Die chinesische Redewendung 半途而廢 (bàn tú ér fèi): „Auf halbem Wege aufgeben“

Von 29. Oktober 2013 Aktualisiert: 29. Oktober 2013 13:46

Die chinesische Redewendung 半途而廢 (bàn tú ér fèi),  „auf halbem Wege aufgeben", oder „etwas unfertig lassen“, stammt aus „Die Lehre von der Mitte“ (1),  einer der fünf konfuzianischen kanonischen Schriften.

In der Geschichte heißt es, dass während der Zeit der Streitenden Reiche (475-221 v. Chr.)  ein Mann namens Yue Yangzi mit seiner Frau im Staat Yue lebte.

Eines Tages sah Yue Yangzi ein Stück Gold auf  der Straße liegen und hob es auf. Er nahm es mit nach Hause und zeigte es seiner Frau.
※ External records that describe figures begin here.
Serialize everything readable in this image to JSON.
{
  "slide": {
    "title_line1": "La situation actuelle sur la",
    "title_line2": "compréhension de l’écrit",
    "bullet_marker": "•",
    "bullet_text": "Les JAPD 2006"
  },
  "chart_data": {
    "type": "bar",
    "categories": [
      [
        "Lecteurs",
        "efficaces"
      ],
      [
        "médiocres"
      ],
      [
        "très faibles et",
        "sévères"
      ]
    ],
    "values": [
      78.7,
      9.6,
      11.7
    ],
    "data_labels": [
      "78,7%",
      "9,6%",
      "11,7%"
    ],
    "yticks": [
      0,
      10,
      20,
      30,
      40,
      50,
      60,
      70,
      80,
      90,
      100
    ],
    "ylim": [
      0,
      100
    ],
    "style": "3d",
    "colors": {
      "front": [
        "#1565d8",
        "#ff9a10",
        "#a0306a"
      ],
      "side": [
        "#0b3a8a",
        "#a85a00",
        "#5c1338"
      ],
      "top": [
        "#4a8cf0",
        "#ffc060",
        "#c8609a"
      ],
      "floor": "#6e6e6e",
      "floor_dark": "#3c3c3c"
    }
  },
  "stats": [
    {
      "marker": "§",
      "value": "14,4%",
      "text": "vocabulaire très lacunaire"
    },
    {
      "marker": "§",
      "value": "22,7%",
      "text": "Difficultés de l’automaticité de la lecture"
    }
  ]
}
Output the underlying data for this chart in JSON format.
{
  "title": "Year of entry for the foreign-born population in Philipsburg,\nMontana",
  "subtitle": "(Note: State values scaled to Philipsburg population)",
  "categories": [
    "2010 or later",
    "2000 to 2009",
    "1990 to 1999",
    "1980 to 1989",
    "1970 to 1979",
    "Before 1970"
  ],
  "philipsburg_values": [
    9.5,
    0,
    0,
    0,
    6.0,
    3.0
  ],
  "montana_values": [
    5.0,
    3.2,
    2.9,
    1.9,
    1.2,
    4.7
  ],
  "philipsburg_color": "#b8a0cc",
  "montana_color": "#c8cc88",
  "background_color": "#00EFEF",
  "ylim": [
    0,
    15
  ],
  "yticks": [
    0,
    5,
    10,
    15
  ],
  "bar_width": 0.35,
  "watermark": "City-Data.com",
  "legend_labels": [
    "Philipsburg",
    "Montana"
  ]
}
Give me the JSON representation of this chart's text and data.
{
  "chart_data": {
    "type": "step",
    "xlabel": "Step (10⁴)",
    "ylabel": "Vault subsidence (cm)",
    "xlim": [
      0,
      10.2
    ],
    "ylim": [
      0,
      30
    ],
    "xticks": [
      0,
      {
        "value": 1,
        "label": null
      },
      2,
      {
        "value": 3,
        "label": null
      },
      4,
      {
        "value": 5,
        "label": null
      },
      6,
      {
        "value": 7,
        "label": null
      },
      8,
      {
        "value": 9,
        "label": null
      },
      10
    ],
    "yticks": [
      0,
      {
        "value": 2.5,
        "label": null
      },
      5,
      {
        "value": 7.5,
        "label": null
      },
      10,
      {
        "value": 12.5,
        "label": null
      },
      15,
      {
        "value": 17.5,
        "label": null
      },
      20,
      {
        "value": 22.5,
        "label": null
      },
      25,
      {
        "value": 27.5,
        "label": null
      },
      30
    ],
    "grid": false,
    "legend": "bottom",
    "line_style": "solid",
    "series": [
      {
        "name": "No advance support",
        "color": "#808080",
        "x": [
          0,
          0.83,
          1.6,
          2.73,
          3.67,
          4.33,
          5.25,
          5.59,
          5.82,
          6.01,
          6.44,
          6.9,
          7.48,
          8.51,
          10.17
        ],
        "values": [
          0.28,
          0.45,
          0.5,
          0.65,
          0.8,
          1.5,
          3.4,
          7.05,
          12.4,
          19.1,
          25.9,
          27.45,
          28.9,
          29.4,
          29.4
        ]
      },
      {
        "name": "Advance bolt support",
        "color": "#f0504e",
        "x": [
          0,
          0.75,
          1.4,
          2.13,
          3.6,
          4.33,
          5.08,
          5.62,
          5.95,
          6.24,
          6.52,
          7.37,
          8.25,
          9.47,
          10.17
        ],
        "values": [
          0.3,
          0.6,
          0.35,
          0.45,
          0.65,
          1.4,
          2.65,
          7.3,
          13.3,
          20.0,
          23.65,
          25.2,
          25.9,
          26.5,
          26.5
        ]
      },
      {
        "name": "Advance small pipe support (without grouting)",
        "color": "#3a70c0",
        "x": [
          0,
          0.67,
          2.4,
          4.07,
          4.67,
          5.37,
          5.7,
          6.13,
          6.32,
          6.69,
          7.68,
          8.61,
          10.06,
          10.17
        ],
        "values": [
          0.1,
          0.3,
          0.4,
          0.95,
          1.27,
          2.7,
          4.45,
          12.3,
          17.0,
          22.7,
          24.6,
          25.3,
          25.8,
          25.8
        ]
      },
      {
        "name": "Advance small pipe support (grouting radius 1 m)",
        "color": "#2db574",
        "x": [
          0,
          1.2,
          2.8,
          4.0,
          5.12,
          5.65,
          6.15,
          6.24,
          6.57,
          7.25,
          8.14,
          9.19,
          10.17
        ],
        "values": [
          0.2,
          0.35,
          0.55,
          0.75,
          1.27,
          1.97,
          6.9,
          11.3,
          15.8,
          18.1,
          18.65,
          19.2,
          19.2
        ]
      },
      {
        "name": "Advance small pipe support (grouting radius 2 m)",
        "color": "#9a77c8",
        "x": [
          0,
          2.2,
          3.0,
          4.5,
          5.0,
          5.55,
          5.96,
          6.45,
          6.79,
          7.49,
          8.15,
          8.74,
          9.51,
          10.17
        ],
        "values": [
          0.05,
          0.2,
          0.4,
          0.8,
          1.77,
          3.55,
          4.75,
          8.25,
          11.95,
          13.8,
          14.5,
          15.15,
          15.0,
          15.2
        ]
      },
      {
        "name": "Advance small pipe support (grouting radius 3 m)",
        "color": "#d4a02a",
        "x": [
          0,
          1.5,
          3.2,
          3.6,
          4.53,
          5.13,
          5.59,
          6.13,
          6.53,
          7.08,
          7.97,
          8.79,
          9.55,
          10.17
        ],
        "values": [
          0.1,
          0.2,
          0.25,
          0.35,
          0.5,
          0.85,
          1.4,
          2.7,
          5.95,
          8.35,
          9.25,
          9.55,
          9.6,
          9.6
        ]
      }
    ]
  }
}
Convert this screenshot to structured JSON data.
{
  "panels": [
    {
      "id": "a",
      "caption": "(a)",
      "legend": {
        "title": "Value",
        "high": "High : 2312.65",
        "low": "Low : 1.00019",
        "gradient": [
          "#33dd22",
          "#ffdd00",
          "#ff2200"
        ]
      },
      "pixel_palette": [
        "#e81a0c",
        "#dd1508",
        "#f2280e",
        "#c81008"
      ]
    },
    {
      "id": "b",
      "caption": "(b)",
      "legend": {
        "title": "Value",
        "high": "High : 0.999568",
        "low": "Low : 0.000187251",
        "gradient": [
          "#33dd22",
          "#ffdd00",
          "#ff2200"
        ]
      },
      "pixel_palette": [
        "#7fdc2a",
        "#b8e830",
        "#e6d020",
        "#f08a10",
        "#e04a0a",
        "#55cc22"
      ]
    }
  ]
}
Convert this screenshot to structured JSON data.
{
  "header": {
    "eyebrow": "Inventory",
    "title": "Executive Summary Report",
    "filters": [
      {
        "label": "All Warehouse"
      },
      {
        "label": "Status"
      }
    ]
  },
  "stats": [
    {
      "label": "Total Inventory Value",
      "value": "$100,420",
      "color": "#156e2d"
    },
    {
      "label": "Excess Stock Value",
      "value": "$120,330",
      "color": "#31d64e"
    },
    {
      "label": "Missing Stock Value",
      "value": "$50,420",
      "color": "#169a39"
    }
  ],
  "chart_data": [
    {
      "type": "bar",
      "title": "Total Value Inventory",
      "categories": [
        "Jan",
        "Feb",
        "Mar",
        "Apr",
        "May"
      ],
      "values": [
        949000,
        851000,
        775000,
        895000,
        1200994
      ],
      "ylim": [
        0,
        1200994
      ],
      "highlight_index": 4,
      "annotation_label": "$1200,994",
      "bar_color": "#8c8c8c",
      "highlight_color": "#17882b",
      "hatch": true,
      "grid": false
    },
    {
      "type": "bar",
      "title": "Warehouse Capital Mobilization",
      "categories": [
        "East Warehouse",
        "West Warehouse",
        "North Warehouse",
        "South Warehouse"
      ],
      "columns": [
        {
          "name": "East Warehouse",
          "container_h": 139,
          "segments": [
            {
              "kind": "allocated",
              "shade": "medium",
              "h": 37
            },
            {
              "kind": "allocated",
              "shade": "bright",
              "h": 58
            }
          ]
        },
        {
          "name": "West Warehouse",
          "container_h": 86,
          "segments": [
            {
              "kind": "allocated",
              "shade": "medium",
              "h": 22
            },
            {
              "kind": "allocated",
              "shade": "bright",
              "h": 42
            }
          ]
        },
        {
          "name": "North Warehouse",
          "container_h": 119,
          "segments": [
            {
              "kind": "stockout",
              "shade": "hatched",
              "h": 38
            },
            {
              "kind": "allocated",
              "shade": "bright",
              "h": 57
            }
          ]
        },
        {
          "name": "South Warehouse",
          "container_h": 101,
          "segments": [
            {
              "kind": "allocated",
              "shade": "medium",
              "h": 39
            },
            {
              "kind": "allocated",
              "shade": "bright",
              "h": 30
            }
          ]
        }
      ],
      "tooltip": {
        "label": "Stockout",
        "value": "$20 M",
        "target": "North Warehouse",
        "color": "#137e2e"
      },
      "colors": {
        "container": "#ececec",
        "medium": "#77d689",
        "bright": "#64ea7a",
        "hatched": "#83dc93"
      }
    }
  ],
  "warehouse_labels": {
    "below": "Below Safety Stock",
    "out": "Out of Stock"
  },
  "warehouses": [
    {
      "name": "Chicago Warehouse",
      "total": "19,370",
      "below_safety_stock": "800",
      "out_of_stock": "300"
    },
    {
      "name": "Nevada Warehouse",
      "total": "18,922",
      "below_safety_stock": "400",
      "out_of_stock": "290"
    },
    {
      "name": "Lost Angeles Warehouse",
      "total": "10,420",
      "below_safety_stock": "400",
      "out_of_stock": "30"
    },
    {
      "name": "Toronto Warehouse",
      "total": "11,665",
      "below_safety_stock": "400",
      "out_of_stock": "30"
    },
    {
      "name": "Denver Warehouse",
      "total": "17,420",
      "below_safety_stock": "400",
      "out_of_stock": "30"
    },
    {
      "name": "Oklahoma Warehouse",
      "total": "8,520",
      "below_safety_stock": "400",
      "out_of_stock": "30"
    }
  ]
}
Seine Frau sah das Gold und sagte: „Ich habe gehört, dass ein Mann von Moral eines Diebes Wasser nicht trinken würde und dass ein Mann von Integrität sich weigert, Almosen anzunehmen. Was denkst du darüber, etwas zu besitzen wie ein Eigentum, was doch ein anderer verloren hat?“

Als er das hörte, fühlte sich Yue beschämt und brachte das Gold wieder dorthin, wo er es gefunden hatte. Yue entschied sich dann dafür, Wissenschaftler aufzusuchen und sein Wissen zu bereichern . Mit Zustimmung seiner Frau  machte sich Yue auf den Weg.

Ein Jahr später kehrte Yue plötzlich nach Hause zurück. Seine Frau, die an einem Tuch mit Seidenweberei arbeitete, kniete nieder, um ihn zu begrüßen und fragte verwundert: „Du hast nur ein Jahr lang deine Studien betrieben. Warum bist du zurück? "

Yue antwortete: „Ich kam nach Hause zurück, um dich zu sehen, weil ich dich sehr vermisst habe."

Ohne etwas zu sagen, nahm seine Frau eine Schere und ging zu dem Webstuhl, an dem sie gearbeitet hatte.

Sie zeigte auf den halbfertigen Brokat und sagte leise: Dieser Brokat ist aus feinster Seide gewebt. Ich verwob ich ein Strang nach dem anderen miteinander, um ihn herzustellen. Wenn ich ihn nun abschneide, war alle meine frühere Arbeit umsonst. Es ist das gleiche mit deinem Studium. Du kannst das Wissen nur durch Fleiß erwerben. Nun aber bist du auf halbem Wege weggegangen. Ist es nicht das gleiche wie ein Tuch auf dem Webstuhl abzuschneiden?"

Yue war tief beeindruckt und bewegt von dem, was sie sagte. Er verließ wieder das Haus und war dieses Mal entschlossen, seine Studien nicht auf halbem Wege aufzugeben. Einige Jahre später wurde Yue ein sehr gelehrter Mann.

Diese Redewendung wird verwendet, um sich auf eine Aktion zu beziehen, die in der Mitte des Prozesses abgebrochen wird. Sie warnt, dass alle Bemühungen verschwendet sind, wenn man nicht sehen kann, wie die Dinge sich zum Ende hin entwickeln.

Anmerkung (1):
Man nimmt an, dass etwa um 450 v. Chr. der Enkel von Konfuzius  "Die Lehre der Mitte (中庸)“  zum ersten Mal als ein Kapitel zusammenstellte in dem konfuzianisch-philosophischen Text „Das Buch der Riten“.  Später wurde es als eines der fünf konfuzianischen kanonischen Schriften angesehen. „Die Lehre von der Mitte" ist auch als "Die Lehre vom Gleichgewicht", „Der mittlere Weg“ übersetzt worden und als „Die Lehre von der Harmonie“.